The separation was going to last longer than the number of days he knew her.
Taking her slick palm, he flattened it once more. And then with his free hand, he signed against her skin in slow, precise positions:
L. O. V. E. U. 4. E. V. E. R.
Chapter Sixty-eight
Death was messy and painful and largely predictable. . . except when it didn't feel like behaving and decided to exercise its bizarre sense of humor.
An hour later, as Xhex opened her eyes a crack, she realized she was in fact not in the foggy folds of the Fade. . . but in the clinic at the Brotherhood's mansion.
A tube was being pulled out of her throat. And her side felt like someone had parked a rusty spear in it. And somewhere over on the left, gloves were being snapped off.
Doc Jane's voice was low. "She coded twice, John. I got the bleeder in her gut. . . but I don't know--"
"I think she's awake," Ehlena said. "Are you coming back to us, Xhex?"
Well, apparently she was. She felt like hell, and after having sliced open a variety of stomachs over the years, she couldn't believe she still had a heartbeat. . . but yeah, she was alive.
Hanging by a thread, but alive.
John's pasty white face entered her line of vision, and in contrast to the ill cast of his skin, his blue eyes were like fire.
She opened her mouth. . . but all that came out was the air in her lungs. She didn't have the strength to speak.
Sorry, she mouthed.
He frowned. Shaking his head, he took her hand and smoothed it. . . .
She must have passed out, because when she woke up, John was walking beside her. What the hell--oh, she was being moved into the other room. . . because they were bringing someone else in--someone strapped down to a gurney. A female, given the long, black braid that swung off the side.
The word pain came to mind.
"Pain is in here," Xhex murmured.
John's head whipped around. What? he mouthed.
"Whoever's there. . . is pain. "
She passed out again. . . and came to feeding from John's wrist. And passed out again.

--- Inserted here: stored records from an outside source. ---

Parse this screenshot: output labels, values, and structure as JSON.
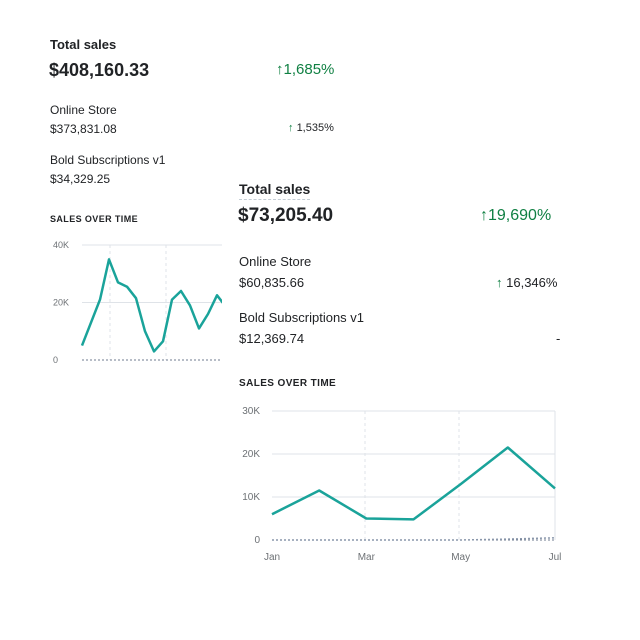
{
  "card_back": {
    "total_sales": {
      "title": "Total sales",
      "value": "$408,160.33",
      "change": "1,685%"
    },
    "breakdown": [
      {
        "label": "Online Store",
        "value": "$373,831.08",
        "change": "1,535%"
      },
      {
        "label": "Bold Subscriptions v1",
        "value": "$34,329.25",
        "change": ""
      }
    ],
    "chart_caption": "SALES OVER TIME"
  },
  "card_front": {
    "total_sales": {
      "title": "Total sales",
      "value": "$73,205.40",
      "change": "19,690%"
    },
    "breakdown": [
      {
        "label": "Online Store",
        "value": "$60,835.66",
        "change": "16,346%"
      },
      {
        "label": "Bold Subscriptions v1",
        "value": "$12,369.74",
        "change": "-"
      }
    ],
    "chart_caption": "SALES OVER TIME"
  },
  "colors": {
    "line": "#1aa39a",
    "positive": "#108043",
    "grid": "#dfe3e8",
    "baseline_dash": "#6f7b8f"
  },
  "chart_data": [
    {
      "type": "line",
      "title": "SALES OVER TIME",
      "ylim": [
        0,
        40000
      ],
      "yticks": [
        "0",
        "20K",
        "40K"
      ],
      "series": [
        {
          "values": [
            5000,
            13000,
            21000,
            35000,
            27000,
            25500,
            21500,
            10000,
            3000,
            6500,
            21000,
            24000,
            19000,
            11000,
            16000,
            22500,
            18500
          ]
        }
      ]
    },
    {
      "type": "line",
      "title": "SALES OVER TIME",
      "ylim": [
        0,
        30000
      ],
      "yticks": [
        "0",
        "10K",
        "20K",
        "30K"
      ],
      "xtick_labels": [
        "Jan",
        "Mar",
        "May",
        "Jul"
      ],
      "series": [
        {
          "values": [
            6000,
            11500,
            5000,
            4800,
            13000,
            21500,
            12000
          ]
        },
        {
          "values": [
            0,
            0,
            0,
            0,
            0,
            200,
            500
          ]
        }
      ]
    }
  ]
}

In her dreams, she saw parts of her life going all the way back to a time she didn't consciously remember. And as in- flight movies went, the drama was pretty depressing. There were too many crossroads to count where things should have been different, where fate had been more of a grind than a gift. Destiny was like the passage of time, however, immutable and unforgiving and uninterested in the personal opinion of those who breathed.
And yet. . . as her mind churned beneath the leaden weight and still surface of her unconscious body, she had the sense that everything had worked out as it was supposed to, that the path she had been set upon had taken her precisely where she was supposed to go:
Back to John.
Even though that made no sense whatsoever.
After all, she'd met him only a year or so ago. Which hardly justified the sprawl of history that seemed to unite them.
But then, maybe that did make sense. While you were unconscious on morphine and teetering on the brink of the Fade. . . things looked different. And time, like priorities, shifted.
On the other side of the door to Xhex's recovery room, Payne blinked hard and tried to ascertain where she had been moved to. There was naught to inform her, however. The chamber's walls were tiled in a pale green and gleaming fixtures and storage casings abounded. But she hadn't a clue what it all meant.
At least the transport had been slow, careful, and relatively comfortable. But then something had been put into her veins to calm her and ease her--and verily, she was grateful for whatever potion it was.